In der Fotografie ist Tiefenschärfe oder Schärfentiefe ein Bereich zulässiger Unschärfe. Beide Begriffe bezeichnen dieselbe Sache.
In fast jedem Lehrbuch bekommt man aufgetischt dass es einen Bereich vor und hinter der eingestellten Schärfeebene gäbe, der noch scharf erscheint. Physikalisch gesehen ist das Unfug und stimmt in der Praxis nur deshalb weil sich unser Gehirn immerfort täuschen lässt und nicht sieht was da ist, sondern was es da haben möchte!
Jedes Objektiv zeichnet genau dort scharf, worauf es justiert ist. Es gibt einen Einstellring, der die Entfernung angibt, auf die scharfgestellt wurde, zunächst mal gleich ob der Autofokus aktiv war oder ob man wie früher alles per Mattscheibe, Schnittbildindikator und Mikroprismenring scharfstellt.
Die Lehrmeinung ist auch nur eine Näherung. Man sagt, der Bereich zulässiger Unschärfe, in dem das Bild für uns Betrachter noch scharf erscheint, reiche von einem Drittel vor der Schärfeebene bis zwei Drittel nach der Schärfeebene, und bei etlichen Festbrennweiten gibt es eine Skala, die so etwas angibt. Näherungsweise. Das alles ist abhängig von der Brennweite, dem Bildformat, der Blende und der Entfernung an sich.

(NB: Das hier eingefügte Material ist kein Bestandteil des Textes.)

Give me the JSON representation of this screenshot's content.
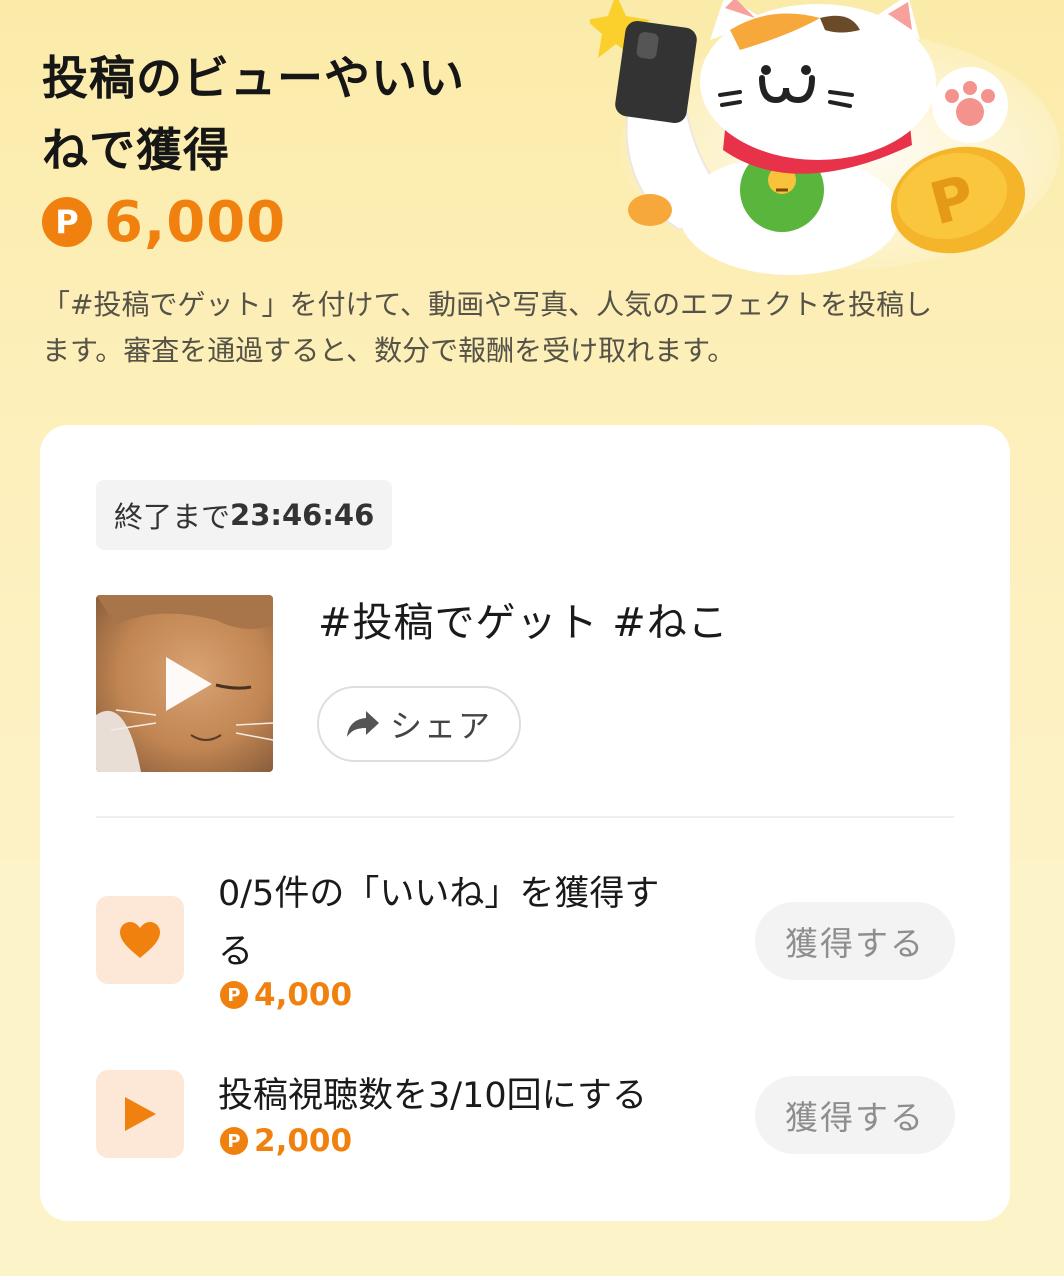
{
  "header": {
    "title_line1": "投稿のビューやいい",
    "title_line2": "ねで獲得",
    "total_reward": "6,000",
    "point_symbol": "P",
    "description_line1": "「#投稿でゲット」を付けて、動画や写真、人気のエフェクトを投稿し",
    "description_line2": "ます。審査を通過すると、数分で報酬を受け取れます。"
  },
  "card": {
    "timer_label": "終了まで",
    "timer_value": "23:46:46",
    "post_title": "#投稿でゲット #ねこ",
    "share_label": "シェア",
    "tasks": [
      {
        "text_line1": "0/5件の「いいね」を獲得す",
        "text_line2": "る",
        "reward": "4,000",
        "button_label": "獲得する",
        "icon": "heart-icon"
      },
      {
        "text_line1": "投稿視聴数を3/10回にする",
        "reward": "2,000",
        "button_label": "獲得する",
        "icon": "play-icon"
      }
    ]
  },
  "colors": {
    "accent": "#f0810f",
    "background": "#fdf1c2",
    "task_icon_bg": "#fde8d8",
    "button_bg": "#f3f3f3"
  }
}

Man sollte da aufpassen. Das ist nichts nach der Bauart „Mein Prof hat gesagt …“. Wer Bilder mit dem Fadenzähler – einer bestimmten Art Lupe – untersucht wird Unschärfe findet wo andere sagen „Das ist doch scharf!“. Es kommt auch da auf den Anspruch an.
Dabei zeichnen allgemein Weitwinkelobjektive vermeintlich mehr scharf als lange Brennweiten, weil dieser Bereich dort scheinbar größer ist als beim Tele, und besonders viel größer als beim Makro. Das aber ist wie gesagt eine optische Täuschung, rein physikalisch gesehen.
Schaut euch das Titelbild an. Wir sehen da zwei Blüten, die in geringem Abstand hintereinander an einem Ast hängen. Die vordere erscheint scharf, die hintere schon nicht mehr. Das Bild wurde mit einem 100mm-Makro aufgenommen, einer gängigen Brennweite für solche Motive. Dass der Rest vom Baum verschwommen erscheint war erwünscht und tritt ein obwohl als Blende 11-16 eingestellt war. Ein ziemlich kleiner Wert, sonst wäre der Schärfebereich noch erheblich kleiner ausgefallen.
Das kann bei Lupenobjektiven extrem sein. Ein formatfüllendes Foto einer Ameise schaut dann so aus, dass die Mundwerkzeuge scharf sind, während der Hinterleib, mitunter sogar schon der Hinterkopf, in Unschärfe verschwimmen. Wer ein ruhiges Motiv fotografiert, das sich nicht bewegt, kann als Abhilfe im Menü der Kamera nach „Fokus Stacking“ suchen. Diese Technik produziert Stapelaufnahmen. Chips in Serie, nur ohne Kartoffeln. Da scannt die Kamera sozusagen scheibchenweise das Motiv und fügt die Teilaufnahmen per Software zusammen, sodass danach ein scheinbar vollständig scharfes Bild vorhanden ist. Es ist klar dass jede Bewegung von Motiv oder Kamera eine solche Aufnahme ruiniert.